A mysterious fireball that blazed through the skies over Australia wasn't an asteroid as some had thought, but rather something more mundane, scientists say; a piece of Russian space junk.
Calls reporting the fireball to authorities flooded in from the Australian states of New South Wales, Victoria and Tasmania.
"We received numerous emergency calls from people concerned," Country Fire Authority spokeswoman Andrea Brown said. "People believed they had witnessed an aircraft crashing into the sea."
But the fireball on Thursday was in fact part of the final stage of a Russian Soyuz launch vehicle that had blasted off July 8 from Kazakhstan, experts said.
The rocket stage piece, the size of a small truck, is designed to drop back toward the Earth and burn up, they said.
"What you're seeing in that fireball is it slowing down really fast," astronomer Jonathan McDowell of the Harvard-Smithsonian Center for Astrophysics said. "It's belly-flopping on the world's atmosphere at 18,000 miles an hour. That really hurts."
Such sights are "not usually seen because most of the Earth is either ocean -- or very sparsely inhabited," he said. "And of course, if it comes down in the daytime, you may not notice as easily."

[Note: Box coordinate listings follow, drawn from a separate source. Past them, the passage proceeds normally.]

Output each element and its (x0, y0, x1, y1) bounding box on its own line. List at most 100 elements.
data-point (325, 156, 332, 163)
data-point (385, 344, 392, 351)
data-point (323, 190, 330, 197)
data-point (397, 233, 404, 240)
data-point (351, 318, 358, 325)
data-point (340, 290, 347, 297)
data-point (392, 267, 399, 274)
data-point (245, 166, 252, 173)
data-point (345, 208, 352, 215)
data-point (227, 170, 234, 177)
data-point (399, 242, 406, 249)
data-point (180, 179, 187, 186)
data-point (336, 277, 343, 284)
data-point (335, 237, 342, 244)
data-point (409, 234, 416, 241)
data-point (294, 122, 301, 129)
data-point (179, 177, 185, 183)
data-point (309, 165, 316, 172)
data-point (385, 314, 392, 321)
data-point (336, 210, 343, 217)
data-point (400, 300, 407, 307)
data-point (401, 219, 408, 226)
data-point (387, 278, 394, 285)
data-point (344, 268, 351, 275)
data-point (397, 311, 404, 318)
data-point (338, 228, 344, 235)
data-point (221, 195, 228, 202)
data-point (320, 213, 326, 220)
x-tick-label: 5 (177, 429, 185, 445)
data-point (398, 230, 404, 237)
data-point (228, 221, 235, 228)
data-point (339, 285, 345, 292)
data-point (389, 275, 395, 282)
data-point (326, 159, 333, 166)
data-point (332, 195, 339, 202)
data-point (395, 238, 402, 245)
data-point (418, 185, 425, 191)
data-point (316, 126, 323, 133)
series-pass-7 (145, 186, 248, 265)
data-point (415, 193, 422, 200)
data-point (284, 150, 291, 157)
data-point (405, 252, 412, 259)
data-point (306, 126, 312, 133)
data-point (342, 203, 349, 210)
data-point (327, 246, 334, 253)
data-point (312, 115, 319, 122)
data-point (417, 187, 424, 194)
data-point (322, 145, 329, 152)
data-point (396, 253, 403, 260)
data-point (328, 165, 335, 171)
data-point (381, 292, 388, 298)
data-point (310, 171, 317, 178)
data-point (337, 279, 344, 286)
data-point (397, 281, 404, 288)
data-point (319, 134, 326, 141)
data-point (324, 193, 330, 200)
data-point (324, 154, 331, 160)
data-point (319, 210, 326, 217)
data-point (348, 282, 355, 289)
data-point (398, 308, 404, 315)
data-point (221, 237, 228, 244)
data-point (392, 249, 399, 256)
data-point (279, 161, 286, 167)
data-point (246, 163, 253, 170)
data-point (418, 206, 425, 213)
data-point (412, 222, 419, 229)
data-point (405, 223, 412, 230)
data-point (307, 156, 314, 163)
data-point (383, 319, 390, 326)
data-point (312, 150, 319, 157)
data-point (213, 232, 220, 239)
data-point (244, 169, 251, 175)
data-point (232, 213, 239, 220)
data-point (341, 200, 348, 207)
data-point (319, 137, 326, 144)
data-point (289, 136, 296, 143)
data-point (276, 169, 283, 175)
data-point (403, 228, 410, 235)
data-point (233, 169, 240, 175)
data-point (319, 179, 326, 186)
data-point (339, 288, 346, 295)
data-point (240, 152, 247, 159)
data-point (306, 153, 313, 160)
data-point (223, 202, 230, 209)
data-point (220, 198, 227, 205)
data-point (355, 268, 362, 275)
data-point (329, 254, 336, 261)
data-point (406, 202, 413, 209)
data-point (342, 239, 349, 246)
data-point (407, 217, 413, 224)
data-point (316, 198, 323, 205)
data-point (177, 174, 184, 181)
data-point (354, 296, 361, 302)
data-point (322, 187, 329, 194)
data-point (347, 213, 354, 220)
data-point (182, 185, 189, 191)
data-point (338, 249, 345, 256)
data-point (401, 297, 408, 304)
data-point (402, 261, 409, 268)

Astronomers had been expecting some sort of cosmic light show courtesy of the Soyuz launch that put a weather satellite into orbit, and said the reentry hit its projected path exactly where intended.
"Apparently, the tracking and impact prediction matched, [in both] time and location, what we saw," Sydney Observatory astronomer Melissa Hulbert said.
Australians not armed with that foreknowledge took to Twitter and posted videos to YouTube in hopes of getting an explanation for the dramatic fireball that crossed the skies from southwest to northeast about 9:42 p.m. local time.
The segment of Soyuz space junk was likely around 5 feet long by 11 feet wide, Hulbert said.
The world is surrounded by a veritable halo of space debris; NASA scientists have said they estimate at least 20,000 objects larger that a softball are in in cloud of debris circling our planet, and smaller pieces almost certainly number in the millions.
At orbital velocities of more than 28,000 miles per hour, even small objects could do great damage to satellites or other spacecraft in orbit in the event of a collision, experts say.